Maroc et France se retrouvent à Boston pour un quart de finale où l’intensité ne devrait pas se limiter aux couloirs ni aux abords de la surface. Le cœur du match pourrait se jouer plus bas, dans cette zone centrale où se règlent le rythme, les sorties de balle et les premières fractures tactiques.
Le Maroc devrait s’appuyer sur un milieu à trois avec Ayyoub Bouaddi, Neil El Aynaoui et Azzedine Ounahi. Trois profils différents, mais un équilibre déjà lisible. Bouaddi, à seulement 18 ans, apporte de la justesse dans la relance, une vraie lecture des espaces réduits et une sérénité rare à ce niveau. El Aynaoui donne davantage de puissance au secteur, avec son abattage, sa présence dans les duels et sa capacité à progresser balle au pied pour faire avancer le bloc.
Ounahi reste, lui, le joueur autour duquel le jeu peut respirer. Sa faculté à garder le ballon sous pression, à orienter les séquences et à choisir le bon moment pour accélérer donne au Maroc une maîtrise précieuse.
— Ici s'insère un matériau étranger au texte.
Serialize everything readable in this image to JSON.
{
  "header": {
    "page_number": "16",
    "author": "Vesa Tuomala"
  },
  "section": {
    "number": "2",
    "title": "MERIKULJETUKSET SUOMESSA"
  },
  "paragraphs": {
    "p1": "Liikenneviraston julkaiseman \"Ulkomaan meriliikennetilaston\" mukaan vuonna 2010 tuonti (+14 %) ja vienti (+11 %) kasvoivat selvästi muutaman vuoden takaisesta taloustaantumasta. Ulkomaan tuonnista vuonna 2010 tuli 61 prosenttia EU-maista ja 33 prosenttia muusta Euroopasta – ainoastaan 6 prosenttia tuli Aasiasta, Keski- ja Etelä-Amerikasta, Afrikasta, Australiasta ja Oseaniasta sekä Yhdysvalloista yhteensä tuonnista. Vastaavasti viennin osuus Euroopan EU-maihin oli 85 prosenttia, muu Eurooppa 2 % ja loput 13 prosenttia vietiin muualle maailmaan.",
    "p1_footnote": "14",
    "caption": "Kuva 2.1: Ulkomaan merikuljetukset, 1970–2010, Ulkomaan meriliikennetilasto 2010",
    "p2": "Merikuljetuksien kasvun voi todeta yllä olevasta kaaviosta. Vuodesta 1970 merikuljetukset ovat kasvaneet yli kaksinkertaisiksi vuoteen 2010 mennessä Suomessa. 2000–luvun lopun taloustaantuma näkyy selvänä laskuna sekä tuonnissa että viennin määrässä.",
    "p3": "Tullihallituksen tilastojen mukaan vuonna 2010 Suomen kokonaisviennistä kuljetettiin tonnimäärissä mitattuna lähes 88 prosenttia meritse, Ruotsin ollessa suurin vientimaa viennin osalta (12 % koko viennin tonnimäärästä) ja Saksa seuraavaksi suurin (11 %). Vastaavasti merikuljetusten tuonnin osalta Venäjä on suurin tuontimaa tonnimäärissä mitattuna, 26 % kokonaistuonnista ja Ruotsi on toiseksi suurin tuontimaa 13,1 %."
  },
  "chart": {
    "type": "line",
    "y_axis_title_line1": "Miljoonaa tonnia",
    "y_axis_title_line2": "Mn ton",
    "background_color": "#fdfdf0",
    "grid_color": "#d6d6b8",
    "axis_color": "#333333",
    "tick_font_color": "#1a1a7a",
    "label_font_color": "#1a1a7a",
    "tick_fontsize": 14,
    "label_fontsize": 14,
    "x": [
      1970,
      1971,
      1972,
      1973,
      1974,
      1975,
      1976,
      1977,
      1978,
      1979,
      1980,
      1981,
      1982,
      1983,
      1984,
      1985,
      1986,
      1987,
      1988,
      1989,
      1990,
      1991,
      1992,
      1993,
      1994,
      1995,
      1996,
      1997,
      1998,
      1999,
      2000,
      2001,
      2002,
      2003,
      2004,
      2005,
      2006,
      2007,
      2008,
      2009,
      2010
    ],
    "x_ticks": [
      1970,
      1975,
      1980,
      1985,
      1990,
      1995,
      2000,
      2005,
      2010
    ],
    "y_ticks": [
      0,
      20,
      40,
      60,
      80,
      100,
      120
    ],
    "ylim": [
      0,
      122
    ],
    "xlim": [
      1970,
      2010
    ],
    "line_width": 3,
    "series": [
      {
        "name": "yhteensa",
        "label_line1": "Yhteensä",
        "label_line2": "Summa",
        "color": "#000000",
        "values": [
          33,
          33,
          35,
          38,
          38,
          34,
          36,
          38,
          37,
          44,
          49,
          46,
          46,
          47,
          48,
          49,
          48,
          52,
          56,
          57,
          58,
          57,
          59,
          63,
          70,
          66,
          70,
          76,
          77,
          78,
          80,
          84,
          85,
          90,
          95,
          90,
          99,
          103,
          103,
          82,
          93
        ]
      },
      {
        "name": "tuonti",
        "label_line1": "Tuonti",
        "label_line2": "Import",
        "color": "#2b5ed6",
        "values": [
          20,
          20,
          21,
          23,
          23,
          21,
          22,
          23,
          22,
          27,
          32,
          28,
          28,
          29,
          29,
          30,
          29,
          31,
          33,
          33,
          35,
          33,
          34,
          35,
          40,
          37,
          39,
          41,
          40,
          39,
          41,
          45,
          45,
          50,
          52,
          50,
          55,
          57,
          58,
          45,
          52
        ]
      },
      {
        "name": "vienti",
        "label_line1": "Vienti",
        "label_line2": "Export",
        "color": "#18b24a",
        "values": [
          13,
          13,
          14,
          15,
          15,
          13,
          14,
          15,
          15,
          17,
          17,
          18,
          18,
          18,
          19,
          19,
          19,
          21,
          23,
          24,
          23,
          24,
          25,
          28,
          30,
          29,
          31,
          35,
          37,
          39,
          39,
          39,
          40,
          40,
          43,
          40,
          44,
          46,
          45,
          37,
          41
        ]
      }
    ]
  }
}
Depuis le début du tournoi, cette association offre aux Lions de l’Atlas un socle mêlant technique, densité et contrôle.
La France arrive avec une interrogation majeure autour d’Aurélien Tchouaméni. En cas de forfait confirmé, Didier Deschamps pourrait confier le double pivot à Manu Koné et Adrien Rabiot. Michael Olise évoluerait alors plus haut, dans une position libre derrière les attaquants, avec la possibilité d’échanger régulièrement ses positions avec Ousmane Dembélé.
Le plan français repose sur cet équilibre entre sécurité et projection. Koné et Rabiot devront verrouiller l’axe, gagner les seconds ballons et servir rapidement les joueurs capables de faire basculer le match. Olise, par sa créativité entre les lignes, peut devenir l’un des relais essentiels vers Dembélé et Kylian Mbappé, surtout lorsque les espaces s’ouvrent à la transition.
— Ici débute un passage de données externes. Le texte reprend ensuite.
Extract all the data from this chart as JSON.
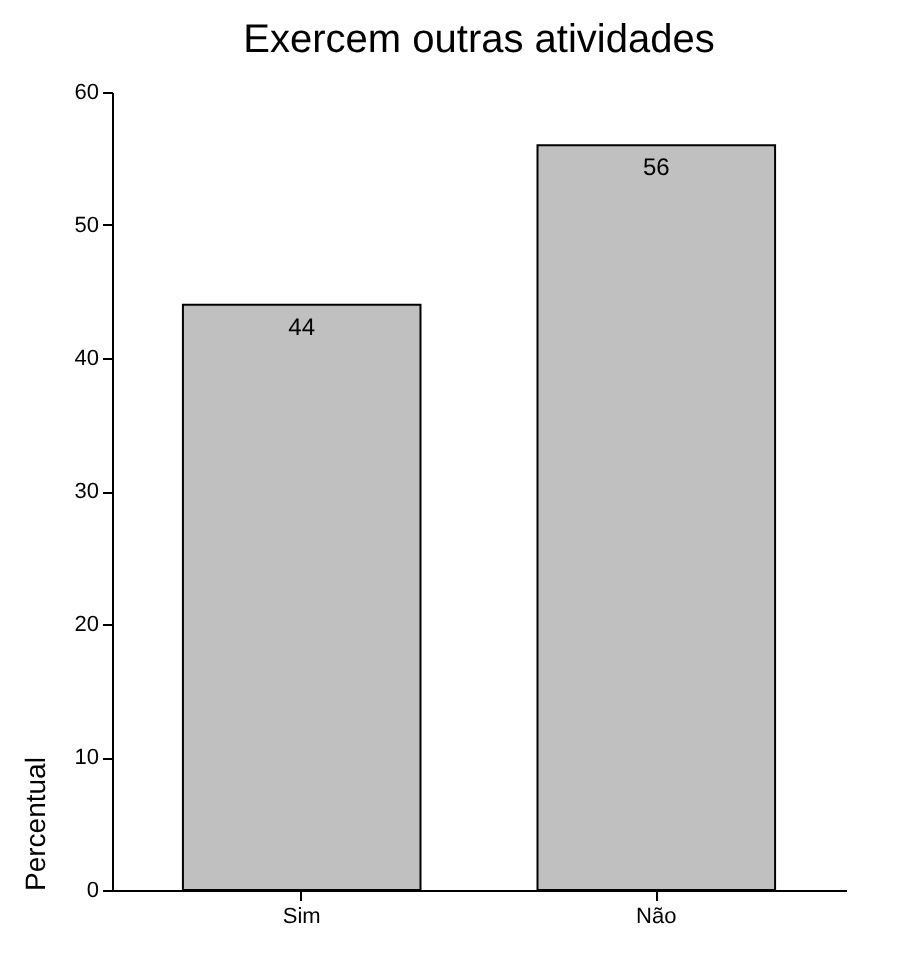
{
  "chart_data": {
    "type": "bar",
    "title": "Exercem outras atividades",
    "ylabel": "Percentual",
    "categories": [
      "Sim",
      "Não"
    ],
    "values": [
      44,
      56
    ],
    "color": "#c0c0c0",
    "ylim": [
      0,
      60
    ],
    "yticks": [
      0,
      10,
      20,
      30,
      40,
      50,
      60
    ],
    "data_labels": true,
    "grid": false
  }
}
Le Maroc devra donc installer son rythme sans offrir de pertes de balle dangereuses. Si Bouaddi, El Aynaoui et Ounahi parviennent à conserver le ballon et à étouffer les premières relances françaises, les Lions de l’Atlas pourront priver les Bleus de leur arme la plus tranchante.
La France cherchera au contraire à densifier l’impact dans l’entrejeu, puis à accélérer dès la récupération. Dans ce quart de finale, la bataille du milieu ne sera pas un simple décor tactique. Elle pourrait tracer la route du prochain demi-finaliste.